A senior US government official interviewed by the AFP news agency said he hoped that one of the main consequences of the announcement would be the resumption of negotiations between Chavistas and members of the Venezuelan opposition in Mexico, under the mediation of Norway.
Bolsonaro’s situation is seen as less problematic than Obrador’s, according to Biden administration officials. First, because the Brazilian has not yet publicly signaled that he does not want to go to Los Angeles, nor has he placed conditions considered unrealistic — as the Mexican president did.
If he did not publicly manifest that he does not want to go to the meeting, Bolsonaro expressed his will to allies. According to interlocutors, he is focused on the pre-campaign for reelection and prefers to focus on domestic agendas. A meeting with Biden, by the way, is seen by members of the pre-campaign to the Planalto as something of little electoral value, since the Brazilian is an ally of Trump, an opponent of the Democrat.
At Itamaraty, diplomats see the risk of emptying the summit as an opportunity that should not be missed. After months of friction between the US and Brazilian governments, for the first time the American finds himself in a difficult situation in which he needs Bolsonaro’s collaboration.
According to interlocutors, the Brazilian president is in a position where he can demand gestures from the Americans to attend the meeting. One of the points that is still open, diplomats say, is confirmation that Biden would welcome Bolsonaro for a bilateral meeting on the sidelines of the summit.
The expectation of interlocutors in the Brazilian government is that the emissary Dodd, along with the invitation, confirms that the American intends to make room in his agenda for Bolsonaro. If held, the meeting will bring together leaders with a history of provocation and disagreement on the most diverse topics.
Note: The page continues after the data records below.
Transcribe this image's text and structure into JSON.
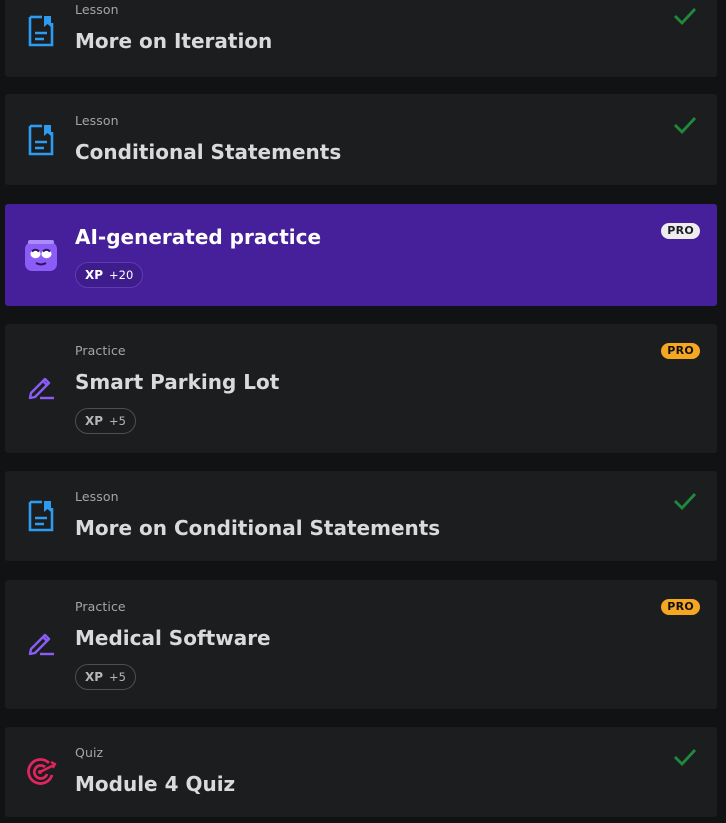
{
  "colors": {
    "background": "#111213",
    "card": "#1c1d1f",
    "ai_card": "#46209a",
    "check": "#1f8a3b",
    "lesson_icon": "#2d9bf0",
    "practice_icon": "#8b5cf6",
    "quiz_icon": "#e0245e",
    "pro_badge": "#f5a623"
  },
  "items": [
    {
      "kind": "Lesson",
      "title": "More on Iteration",
      "icon": "lesson-document-icon",
      "completed": true
    },
    {
      "kind": "Lesson",
      "title": "Conditional Statements",
      "icon": "lesson-document-icon",
      "completed": true
    },
    {
      "kind": "",
      "title": "AI-generated practice",
      "icon": "ai-robot-icon",
      "badge": "PRO",
      "xp_label": "XP",
      "xp_value": "+20"
    },
    {
      "kind": "Practice",
      "title": "Smart Parking Lot",
      "icon": "practice-pencil-icon",
      "badge": "PRO",
      "xp_label": "XP",
      "xp_value": "+5"
    },
    {
      "kind": "Lesson",
      "title": "More on Conditional Statements",
      "icon": "lesson-document-icon",
      "completed": true
    },
    {
      "kind": "Practice",
      "title": "Medical Software",
      "icon": "practice-pencil-icon",
      "badge": "PRO",
      "xp_label": "XP",
      "xp_value": "+5"
    },
    {
      "kind": "Quiz",
      "title": "Module 4 Quiz",
      "icon": "quiz-target-icon",
      "completed": true
    }
  ]
}
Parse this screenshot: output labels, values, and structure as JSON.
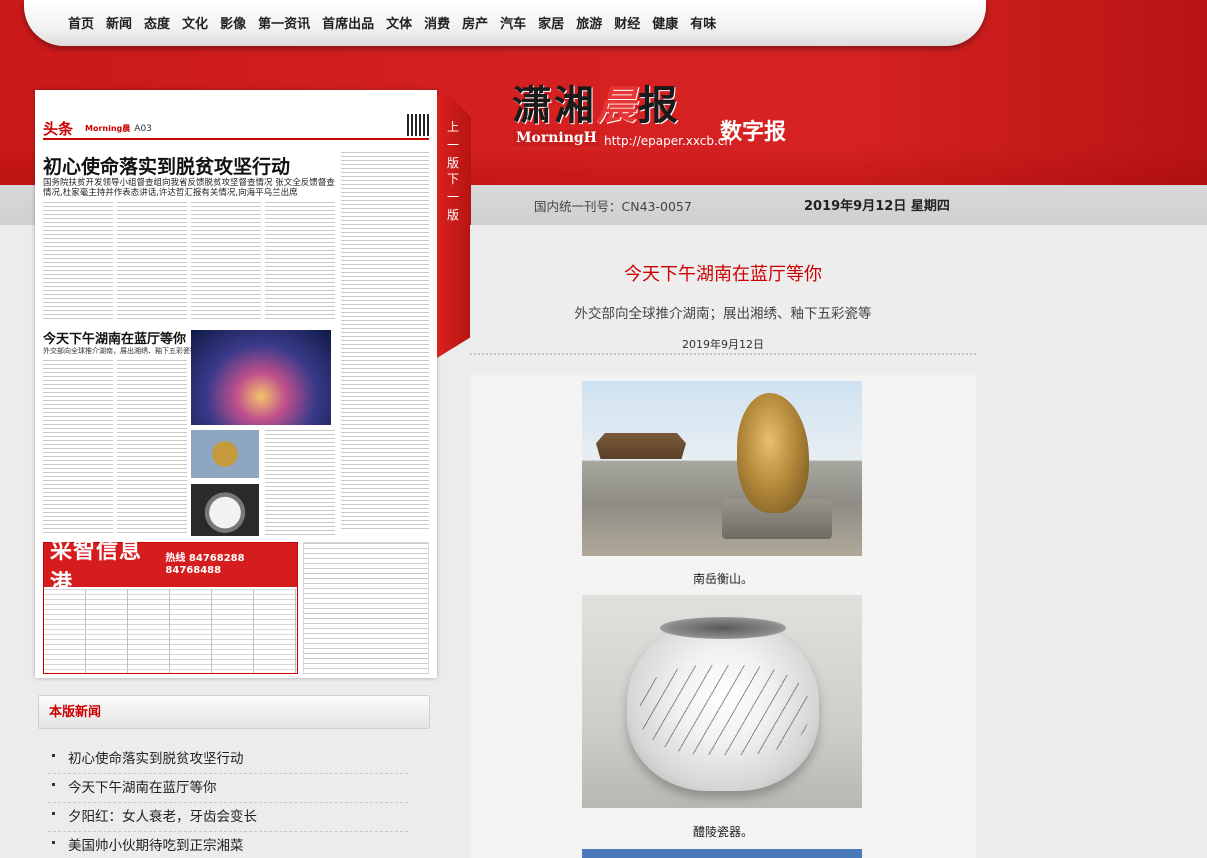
{
  "nav": {
    "items": [
      "首页",
      "新闻",
      "态度",
      "文化",
      "影像",
      "第一资讯",
      "首席出品",
      "文体",
      "消费",
      "房产",
      "汽车",
      "家居",
      "旅游",
      "财经",
      "健康",
      "有味"
    ]
  },
  "masthead": {
    "name_part1": "潇湘",
    "name_part2": "晨",
    "name_part3": "报",
    "name_en": "MorningH",
    "url": "http://epaper.xxcb.cn",
    "subtitle": "数字报"
  },
  "issue": {
    "number": "国内统一刊号：CN43-0057",
    "date": "2019年9月12日 星期四"
  },
  "page_nav": {
    "prev": "上一版",
    "next": "下一版"
  },
  "paper": {
    "section": "头条",
    "logo": "Morning晨",
    "page": "A03",
    "headline1": "初心使命落实到脱贫攻坚行动",
    "headline1_sub": "国务院扶贫开发领导小组督查组向我省反馈脱贫攻坚督查情况  张文全反馈督查情况,杜家毫主持并作表态讲话,许达哲汇报有关情况,向海平乌兰出席",
    "headline2": "今天下午湖南在蓝厅等你",
    "headline2_sub": "外交部向全球推介湖南，展出湘绣、釉下五彩瓷等",
    "ad_title": "采智信息港",
    "ad_hotline": "热线 84768288 84768488"
  },
  "news_box": {
    "title": "本版新闻",
    "items": [
      "初心使命落实到脱贫攻坚行动",
      "今天下午湖南在蓝厅等你",
      "夕阳红：女人衰老，牙齿会变长",
      "美国帅小伙期待吃到正宗湘菜"
    ]
  },
  "article": {
    "title": "今天下午湖南在蓝厅等你",
    "subtitle": "外交部向全球推介湖南；展出湘绣、釉下五彩瓷等",
    "date": "2019年9月12日",
    "captions": [
      "南岳衡山。",
      "醴陵瓷器。"
    ]
  },
  "colors": {
    "brand_red": "#d42020",
    "title_red": "#cc0000"
  }
}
Tensions began in the American campaign in 2020, when the Brazilian said he was rooting for Trump’s re-election. Even after Biden’s victory was confirmed, Bolsonaro repeated Trumpist theories, without any basis in reality, that the result had been rigged – the US government never found any evidence of this – and was one of the last leaders to greet the Democrat.
The focus on the election campaign is not the only reason raised by Bolsonaro’s aides to justify his lack of interest in moving to the US. In early May, the Reuters news agency reported that William Burns, director of the CIA, the US intelligence agency, reportedly told high-ranking Brazilian government officials that Bolsonaro should stop casting doubt on the voting system.
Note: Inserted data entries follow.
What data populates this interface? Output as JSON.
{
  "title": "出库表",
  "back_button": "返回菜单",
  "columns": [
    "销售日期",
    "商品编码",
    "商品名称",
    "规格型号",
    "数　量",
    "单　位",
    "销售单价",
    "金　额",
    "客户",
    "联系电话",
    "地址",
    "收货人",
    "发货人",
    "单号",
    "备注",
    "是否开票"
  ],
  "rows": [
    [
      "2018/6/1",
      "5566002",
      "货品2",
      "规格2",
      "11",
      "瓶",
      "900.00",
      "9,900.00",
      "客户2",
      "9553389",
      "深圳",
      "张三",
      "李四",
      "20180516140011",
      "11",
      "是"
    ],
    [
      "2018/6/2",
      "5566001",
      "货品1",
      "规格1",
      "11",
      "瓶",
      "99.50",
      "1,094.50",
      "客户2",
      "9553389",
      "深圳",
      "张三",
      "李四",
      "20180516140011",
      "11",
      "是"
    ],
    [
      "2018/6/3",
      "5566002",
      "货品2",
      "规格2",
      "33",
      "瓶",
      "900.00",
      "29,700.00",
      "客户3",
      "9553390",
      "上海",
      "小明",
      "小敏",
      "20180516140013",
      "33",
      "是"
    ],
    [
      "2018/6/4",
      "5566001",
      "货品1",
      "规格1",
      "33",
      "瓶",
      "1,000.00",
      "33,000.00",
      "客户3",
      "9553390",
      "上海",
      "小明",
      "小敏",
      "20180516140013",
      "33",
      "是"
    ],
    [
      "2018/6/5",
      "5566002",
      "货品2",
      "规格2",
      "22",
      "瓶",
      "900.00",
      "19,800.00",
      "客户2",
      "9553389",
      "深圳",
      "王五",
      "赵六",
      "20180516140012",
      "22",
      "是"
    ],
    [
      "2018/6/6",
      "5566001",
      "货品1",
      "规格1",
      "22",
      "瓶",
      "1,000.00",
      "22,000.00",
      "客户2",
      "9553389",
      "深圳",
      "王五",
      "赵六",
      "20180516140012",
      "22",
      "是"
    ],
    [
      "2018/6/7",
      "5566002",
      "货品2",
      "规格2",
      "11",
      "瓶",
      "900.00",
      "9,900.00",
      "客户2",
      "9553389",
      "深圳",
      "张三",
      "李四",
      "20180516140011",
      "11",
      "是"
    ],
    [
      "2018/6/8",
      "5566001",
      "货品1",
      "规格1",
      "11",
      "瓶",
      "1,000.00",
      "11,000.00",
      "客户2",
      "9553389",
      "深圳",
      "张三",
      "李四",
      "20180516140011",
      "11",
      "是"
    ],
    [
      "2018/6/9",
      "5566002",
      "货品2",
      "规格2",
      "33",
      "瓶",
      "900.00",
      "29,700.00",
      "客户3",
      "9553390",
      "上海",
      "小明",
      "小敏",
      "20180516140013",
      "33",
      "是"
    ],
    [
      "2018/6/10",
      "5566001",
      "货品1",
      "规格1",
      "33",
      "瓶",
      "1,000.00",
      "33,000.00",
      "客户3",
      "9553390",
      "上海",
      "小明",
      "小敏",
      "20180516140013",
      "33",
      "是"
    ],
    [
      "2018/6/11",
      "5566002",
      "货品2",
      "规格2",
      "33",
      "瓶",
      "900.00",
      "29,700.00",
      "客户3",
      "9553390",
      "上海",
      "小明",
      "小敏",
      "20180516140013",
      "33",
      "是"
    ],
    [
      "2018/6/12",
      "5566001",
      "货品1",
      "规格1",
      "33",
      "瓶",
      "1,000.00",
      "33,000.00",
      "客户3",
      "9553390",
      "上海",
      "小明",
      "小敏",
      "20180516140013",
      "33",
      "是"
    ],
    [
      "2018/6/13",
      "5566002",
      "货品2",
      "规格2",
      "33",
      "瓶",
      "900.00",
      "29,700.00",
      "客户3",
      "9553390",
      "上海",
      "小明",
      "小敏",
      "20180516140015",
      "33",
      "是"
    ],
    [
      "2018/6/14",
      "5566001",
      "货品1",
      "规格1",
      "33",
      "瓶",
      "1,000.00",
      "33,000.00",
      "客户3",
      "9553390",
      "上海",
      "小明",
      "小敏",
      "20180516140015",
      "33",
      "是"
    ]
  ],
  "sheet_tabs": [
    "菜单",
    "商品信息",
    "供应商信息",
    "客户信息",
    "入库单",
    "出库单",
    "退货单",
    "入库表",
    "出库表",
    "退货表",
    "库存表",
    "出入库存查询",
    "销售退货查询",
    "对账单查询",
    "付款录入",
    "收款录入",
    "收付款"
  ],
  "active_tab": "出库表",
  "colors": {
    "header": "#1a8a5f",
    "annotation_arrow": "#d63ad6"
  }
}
The president and minister Augusto Heleno (Institutional Security Office) denied that such a message was transmitted during Burns’ visit to Brasília in July last year.
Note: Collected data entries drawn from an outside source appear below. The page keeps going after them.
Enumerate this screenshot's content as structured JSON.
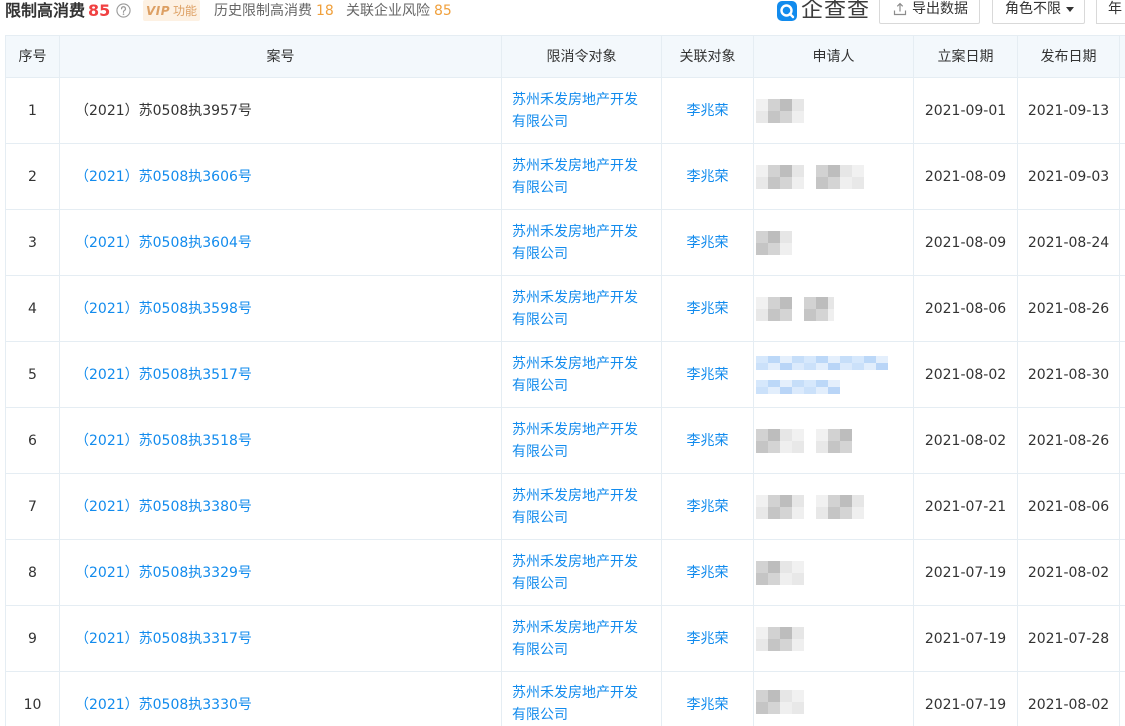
{
  "header": {
    "title": "限制高消费",
    "title_count": "85",
    "vip_badge": {
      "mark": "VIP",
      "label": "功能"
    },
    "history": {
      "label": "历史限制高消费",
      "count": "18"
    },
    "related_risk": {
      "label": "关联企业风险",
      "count": "85"
    },
    "brand": {
      "name": "企查查"
    },
    "export_button": "导出数据",
    "role_filter": "角色不限",
    "year_filter": "年"
  },
  "icons": {
    "help": "help-icon",
    "logo": "qichacha-logo-icon",
    "export": "export-icon",
    "role_dropdown": "caret-down-icon"
  },
  "colors": {
    "link": "#128bed",
    "title_count": "#f04142",
    "badge_count": "#f0a03c",
    "vip_text": "#dda064",
    "vip_bg": "#fdf1e3",
    "table_header_bg": "#f3f8fc"
  },
  "table": {
    "columns": [
      "序号",
      "案号",
      "限消令对象",
      "关联对象",
      "申请人",
      "立案日期",
      "发布日期"
    ],
    "rows": [
      {
        "index": "1",
        "case_no": "（2021）苏0508执3957号",
        "target": "苏州禾发房地产开发有限公司",
        "related": "李兆荣",
        "filed": "2021-09-01",
        "published": "2021-09-13"
      },
      {
        "index": "2",
        "case_no": "（2021）苏0508执3606号",
        "target": "苏州禾发房地产开发有限公司",
        "related": "李兆荣",
        "filed": "2021-08-09",
        "published": "2021-09-03"
      },
      {
        "index": "3",
        "case_no": "（2021）苏0508执3604号",
        "target": "苏州禾发房地产开发有限公司",
        "related": "李兆荣",
        "filed": "2021-08-09",
        "published": "2021-08-24"
      },
      {
        "index": "4",
        "case_no": "（2021）苏0508执3598号",
        "target": "苏州禾发房地产开发有限公司",
        "related": "李兆荣",
        "filed": "2021-08-06",
        "published": "2021-08-26"
      },
      {
        "index": "5",
        "case_no": "（2021）苏0508执3517号",
        "target": "苏州禾发房地产开发有限公司",
        "related": "李兆荣",
        "filed": "2021-08-02",
        "published": "2021-08-30"
      },
      {
        "index": "6",
        "case_no": "（2021）苏0508执3518号",
        "target": "苏州禾发房地产开发有限公司",
        "related": "李兆荣",
        "filed": "2021-08-02",
        "published": "2021-08-26"
      },
      {
        "index": "7",
        "case_no": "（2021）苏0508执3380号",
        "target": "苏州禾发房地产开发有限公司",
        "related": "李兆荣",
        "filed": "2021-07-21",
        "published": "2021-08-06"
      },
      {
        "index": "8",
        "case_no": "（2021）苏0508执3329号",
        "target": "苏州禾发房地产开发有限公司",
        "related": "李兆荣",
        "filed": "2021-07-19",
        "published": "2021-08-02"
      },
      {
        "index": "9",
        "case_no": "（2021）苏0508执3317号",
        "target": "苏州禾发房地产开发有限公司",
        "related": "李兆荣",
        "filed": "2021-07-19",
        "published": "2021-07-28"
      },
      {
        "index": "10",
        "case_no": "（2021）苏0508执3330号",
        "target": "苏州禾发房地产开发有限公司",
        "related": "李兆荣",
        "filed": "2021-07-19",
        "published": "2021-08-02"
      }
    ]
  }
}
Bolsonaro runs a disinformation campaign about electronic voting machines and has been questioning the security of the system on different occasions, without providing evidence. The actions are considered an attempt to disrupt the lawsuit, opening the way for him to question the outcome if he is defeated.
People who follow the theme say that the disclosure that Americans would be demanding Bolsonaro not to interfere in the election was poorly received by the government. Aides argue that, in the event of a bilateral meeting, Biden would be likely to renew such a charge — which, even in general terms, would be more fuel for the president’s opponents. On the American side, interlocutors say that the Biden administration has no intention of creating constraints for the Brazilian.
Speaking about the summit, the US Embassy in Brazil said that the US government is “looking forward to Brazilian participation” and that the country is “a crucial regional partner, with shared commitments to democracy, human rights, economic prosperity, the rule of law and security”.